Gene put Sparkle on my chest and she gave me a little kiss. Someone brought me some food. I have hardly any memory of those moments. I could barely keep my eyes open but I remember Gene’s face and one bite of food. The sleeping pills that I took alter short-term memory. Even if I’d gotten sick from the chemo, I wouldn’t remember.

Now, for a person like me who wants to be in control of her life, to give up a whole day and to take pills that made me forget was one of my hardest psychological struggles. I was losing a day on earth. When I came out of it I found people had died, stores had gotten robbed, movies had opened, there was weather—a whole lot had happened that I had missed. That really bothered me. A few minutes after six, I went back to sleep and I slept all the way through till the next morning, Wednesday morning. When I woke up, Jodi was there. I thought about this later—she had gone home and been with her husband and watched TV and read books, taken a bath, brushed her teeth and everything. She had had her life and I had just been asleep—like Sleeping Beauty or Rip van Winkle. I slept thirty-six hours from Monday night till Wednesday morning. All the world was going on and I was asleep. One day while I was sleeping Jackie Gleason died. I didn’t know until a month after it happened.

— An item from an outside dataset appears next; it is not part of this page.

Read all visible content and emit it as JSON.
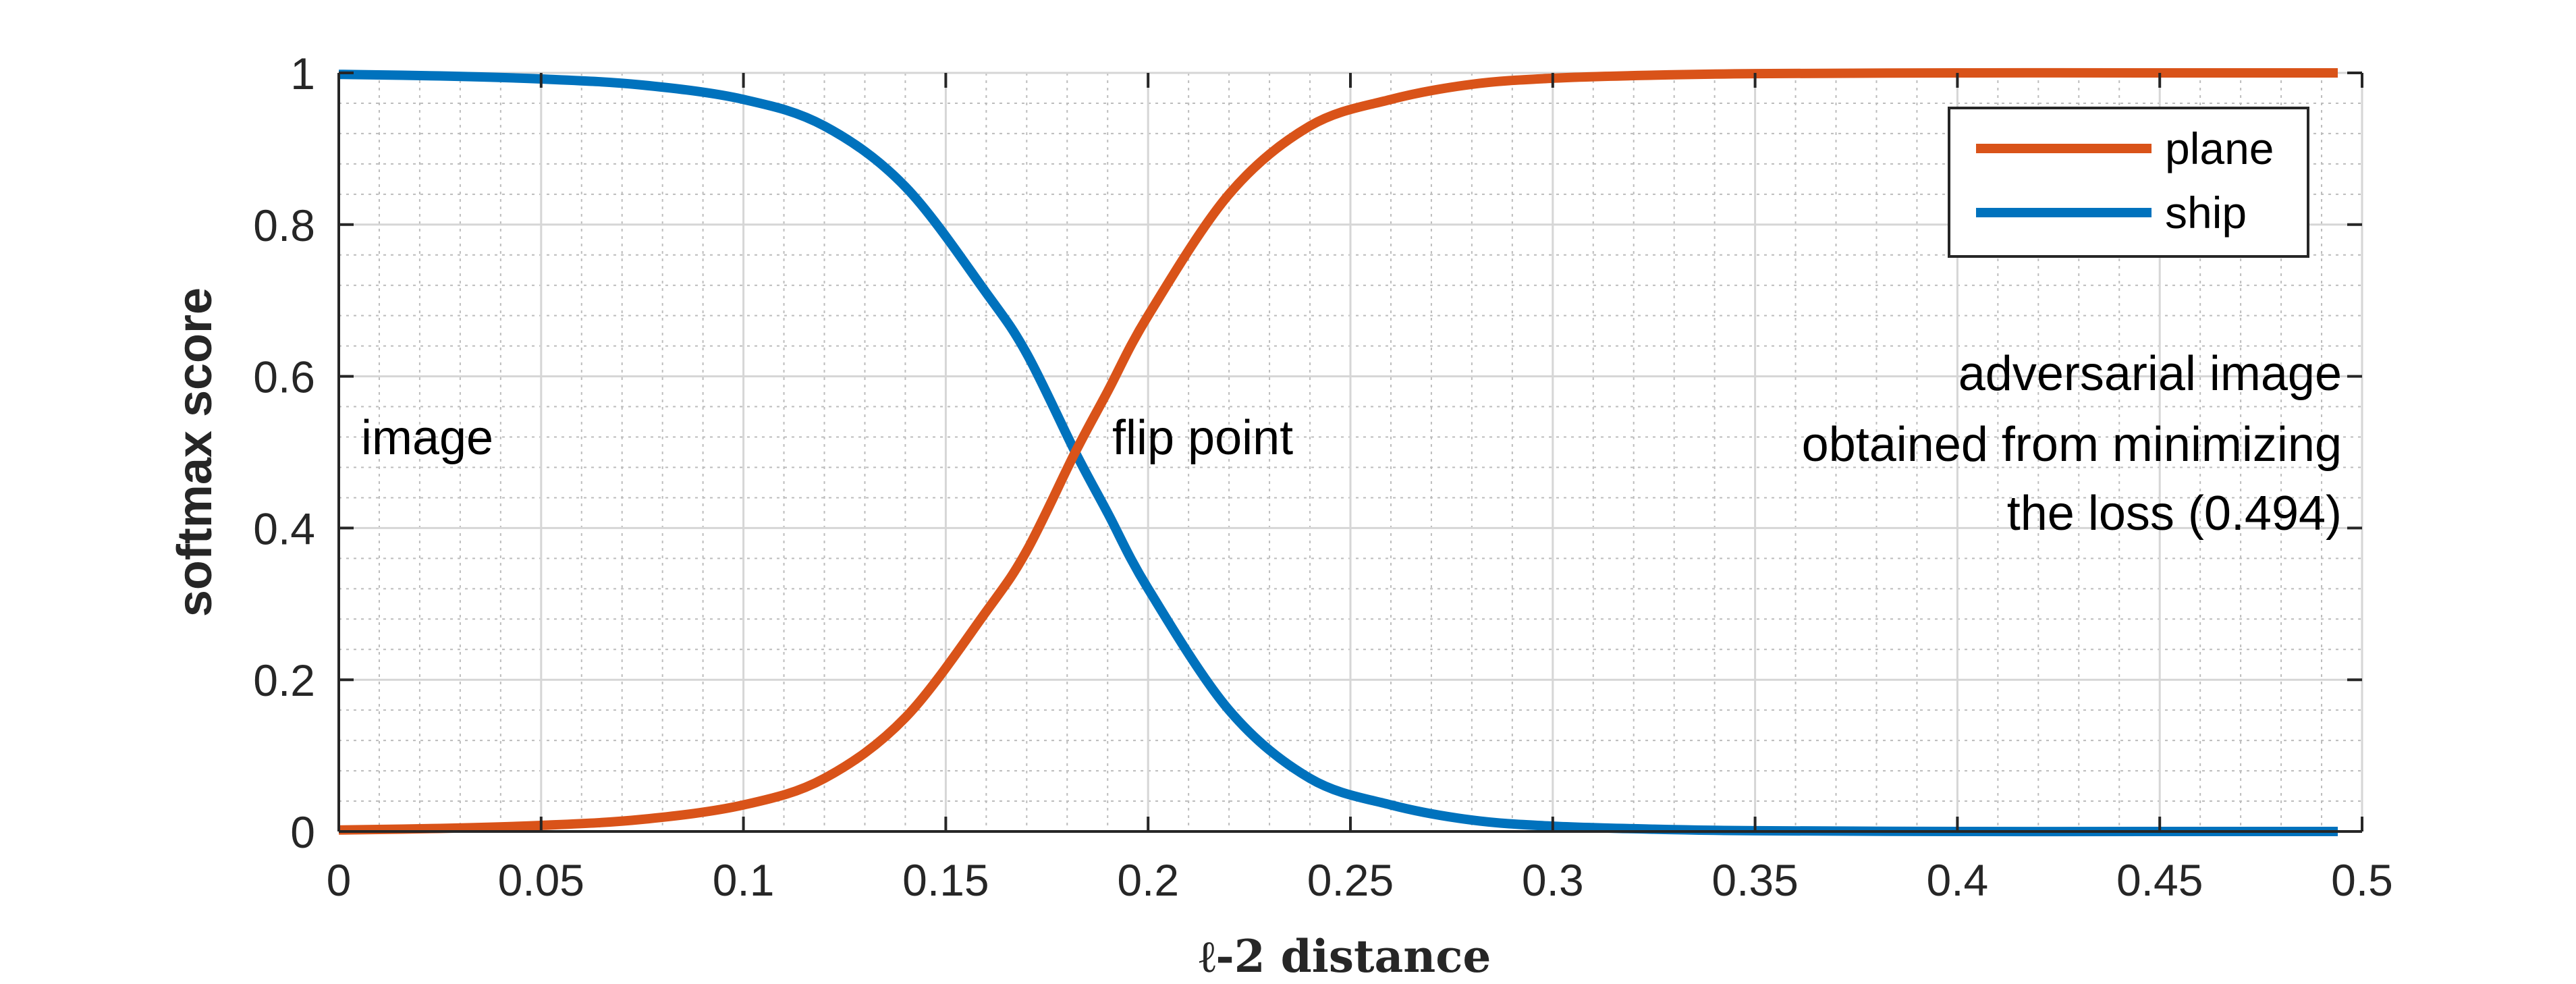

In order to avoid nausea, I was on heavy-duty steroids. I was so wired when I woke on Wednesday morning that I could’ve come to your house and washed your car, cleaned your yard and cooked dinner. My brain was flicking around, my eyes were darting around, my hands were shaking. I don’t know what to call it except wired, as though I’d had a million cups of coffee. It was like I didn’t even know who I was—I was somebody like me, some weird person who looked like me and dressed like me. My face was puffy from the steroids, as though somebody had just blown me up like a balloon. But I got up, I had some cereal, I got dressed, I brushed my teeth. I packed my stuff and Jodi took me home in the car. The whole rest of the day, everything was altered: I felt like one of those animated books where you just flip through the pages with your thumb—like the early moving pictures. That is what my life was like. My taste buds were weird. Things tasted weird. I watched a movie on television to make the day go by. I played Scrabble and I won, so something was working in my brain. Somehow that day went by, thanks to Grace, Jodi and Gene. They kept me busy.

By the time evening came around, I wasn’t nauseous, I was just tired. I was taking steroids at home. I was to go off them slowly, four Wednesday, three Thursday, two Friday, one Saturday. When I got in bed with Gene Wednesday night, I was glad to be home.